The services offered to end users by VoLTE include real-time voice, video and multimedia calling, messaging and supplementary and location-based services, all of which are supplied via IP-based EPS Bearers. VoLTE allows handover to legacy networks; either standard PS HO (Packet Switched Handover) transactions or SRVCC CS handovers (for CS voice and video calls) depending upon the capabilities of the target legacy cell.
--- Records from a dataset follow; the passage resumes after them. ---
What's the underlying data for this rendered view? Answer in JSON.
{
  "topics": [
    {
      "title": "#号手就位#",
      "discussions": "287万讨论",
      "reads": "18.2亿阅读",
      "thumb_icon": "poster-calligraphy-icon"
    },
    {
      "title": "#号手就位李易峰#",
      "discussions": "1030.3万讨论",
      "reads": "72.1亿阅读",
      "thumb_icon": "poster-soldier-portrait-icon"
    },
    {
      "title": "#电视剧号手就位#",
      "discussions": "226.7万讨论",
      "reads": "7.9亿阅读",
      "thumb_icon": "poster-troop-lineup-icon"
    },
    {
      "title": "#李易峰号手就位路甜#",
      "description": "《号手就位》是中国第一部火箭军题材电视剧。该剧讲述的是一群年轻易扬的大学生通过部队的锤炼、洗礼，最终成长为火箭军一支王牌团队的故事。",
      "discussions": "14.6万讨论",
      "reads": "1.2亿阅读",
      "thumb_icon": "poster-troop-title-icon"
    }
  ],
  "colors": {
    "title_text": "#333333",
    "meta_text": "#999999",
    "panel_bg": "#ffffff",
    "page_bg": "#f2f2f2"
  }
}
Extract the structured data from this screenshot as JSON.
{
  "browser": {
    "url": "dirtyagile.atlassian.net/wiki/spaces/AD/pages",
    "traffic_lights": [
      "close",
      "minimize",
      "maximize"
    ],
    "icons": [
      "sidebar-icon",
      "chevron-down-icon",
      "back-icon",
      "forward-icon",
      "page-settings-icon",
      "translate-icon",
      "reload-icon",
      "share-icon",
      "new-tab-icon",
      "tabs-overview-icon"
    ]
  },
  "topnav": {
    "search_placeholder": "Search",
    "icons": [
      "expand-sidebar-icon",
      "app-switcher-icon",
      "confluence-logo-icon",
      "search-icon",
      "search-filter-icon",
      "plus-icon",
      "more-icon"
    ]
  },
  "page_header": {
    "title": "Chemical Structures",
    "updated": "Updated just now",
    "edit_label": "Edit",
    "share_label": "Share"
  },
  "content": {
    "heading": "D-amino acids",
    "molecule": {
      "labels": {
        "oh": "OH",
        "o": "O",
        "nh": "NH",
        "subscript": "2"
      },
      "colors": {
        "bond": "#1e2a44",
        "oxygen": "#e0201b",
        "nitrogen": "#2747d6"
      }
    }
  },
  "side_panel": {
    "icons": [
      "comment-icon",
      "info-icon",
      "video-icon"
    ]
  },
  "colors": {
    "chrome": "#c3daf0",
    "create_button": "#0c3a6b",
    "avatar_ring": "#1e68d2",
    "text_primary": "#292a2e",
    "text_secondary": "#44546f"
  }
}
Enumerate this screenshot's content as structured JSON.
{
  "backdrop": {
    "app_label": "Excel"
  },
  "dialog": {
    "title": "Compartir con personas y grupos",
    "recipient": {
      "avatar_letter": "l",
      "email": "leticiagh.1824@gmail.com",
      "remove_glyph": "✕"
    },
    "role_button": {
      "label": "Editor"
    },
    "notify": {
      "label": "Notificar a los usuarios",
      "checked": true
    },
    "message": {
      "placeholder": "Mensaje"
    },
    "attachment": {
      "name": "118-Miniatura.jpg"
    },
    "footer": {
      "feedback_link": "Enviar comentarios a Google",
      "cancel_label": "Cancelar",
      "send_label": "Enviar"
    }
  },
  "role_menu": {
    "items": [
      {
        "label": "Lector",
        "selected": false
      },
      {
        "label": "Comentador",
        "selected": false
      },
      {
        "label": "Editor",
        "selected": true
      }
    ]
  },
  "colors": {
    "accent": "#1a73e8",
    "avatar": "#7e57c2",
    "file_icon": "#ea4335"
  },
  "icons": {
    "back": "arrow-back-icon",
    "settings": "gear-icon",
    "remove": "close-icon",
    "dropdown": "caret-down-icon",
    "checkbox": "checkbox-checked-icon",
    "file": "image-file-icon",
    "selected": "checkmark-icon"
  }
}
The 3GPP specifications that govern the operation of the IMS and therefore of VoLTE are complex and comprehensive. As vendors and operators began to plan the way in which they would deploy IMS-based VoLTE services it quickly became apparent that the complexity of the IMS specifications meant that there were potentially many different ways of configuring services. In an attempt to promote a common set of options and procedures that would allow VoLTE to be interoperable between networks and vendors an industry initiative known as the One Voice Profile was launched in 2009. This was quickly adopted by the GSM Association and is now known as GSMA (Global System for Mobile communications Association) IR.92. It acts as the ‘blueprint’ for inter-operable VoLTE services and ensures that users should be able to access IMS services via any partner LTE network when roaming.